London flats – demand yet to bounce back

Capital city registers low numbers in flat rentals despite available stock

London flats – demand yet to bounce back

Despite a move back to normality for those living and working in London, demand for apartment style living across the capital is yet to return, according to the latest research by rental platform Ocasa.

Of the current flats available to rent across the London market, research showed that only 31.9% have already had a let agreed with a tenant.

London is home to the highest level of flat rental stock at 83.3%, closely followed by Scotland. However, work from home advice during the pandemic caused demand for London flats to plummet as professional tenants looked further afield for affordability.

Other reports claimed that rental demand in the cities has been rising and outweighing supply as many are returning to their offices and workplaces. But demand for London flats, specifically, is yet to follow suit.

Ocasa found that flats currently account for 55% of all rental homes listed to let across Britain.

London ranks just seventh out of all regions of Britain when it comes to demand for flat living, despite having the highest level of flat rental stock in the country.

It’s the East of England that currently ranks top as the nation’s flat rental hotspot.
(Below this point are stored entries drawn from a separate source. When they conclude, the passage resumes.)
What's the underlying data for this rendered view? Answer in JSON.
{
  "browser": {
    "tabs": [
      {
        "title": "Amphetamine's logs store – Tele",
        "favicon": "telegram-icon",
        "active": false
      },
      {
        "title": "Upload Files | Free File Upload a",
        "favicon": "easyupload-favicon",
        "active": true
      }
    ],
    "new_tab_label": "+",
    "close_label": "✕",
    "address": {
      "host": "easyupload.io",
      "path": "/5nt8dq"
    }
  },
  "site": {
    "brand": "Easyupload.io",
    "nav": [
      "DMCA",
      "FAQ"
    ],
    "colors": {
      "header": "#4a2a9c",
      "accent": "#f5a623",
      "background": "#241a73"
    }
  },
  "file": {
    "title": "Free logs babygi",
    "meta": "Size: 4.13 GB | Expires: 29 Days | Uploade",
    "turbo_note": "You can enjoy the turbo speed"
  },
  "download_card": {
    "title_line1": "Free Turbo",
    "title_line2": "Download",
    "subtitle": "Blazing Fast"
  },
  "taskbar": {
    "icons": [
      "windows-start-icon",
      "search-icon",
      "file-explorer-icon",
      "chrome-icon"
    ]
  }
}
A huge 50.9% of all flats currently available in the rental market have already been snapped up, closely followed by the South West, where this tenant demand sits at 50.6%.

The South East (48.4%), Wales (39.1%), North West (34.1%) and West Midlands (33%) also rank well above the capital when it comes to the current appetite for flat rentals by their respective tenants.

At 25.7%, the East Midlands is home to the lowest tenant demand for flat rentals.

Jack Godby, head of sales and marketing at Ocasa, said that while flats and apartments are always going to be the predominant style of rental stock available in built up urban areas, they also offer a far more affordable option.

“This is particularly true in London, where the cost of renting is far higher than any other area of Britain, but it seems that despite a return to normality and the workplace, demand for this style of renting within the capital is yet to see a revival,” he noted.

“This is undoubtedly due to the influence of the pandemic as many tenants have been able to maintain an element of flexible working, meaning they no longer mind a longer commute from outside the M25 when it isn’t a Monday to Friday requirement,” he continued.

Godby said it remains to be seen how long the trend may last, but it appears, for now, that the glory days of the London flats rental market could be some way away from returning.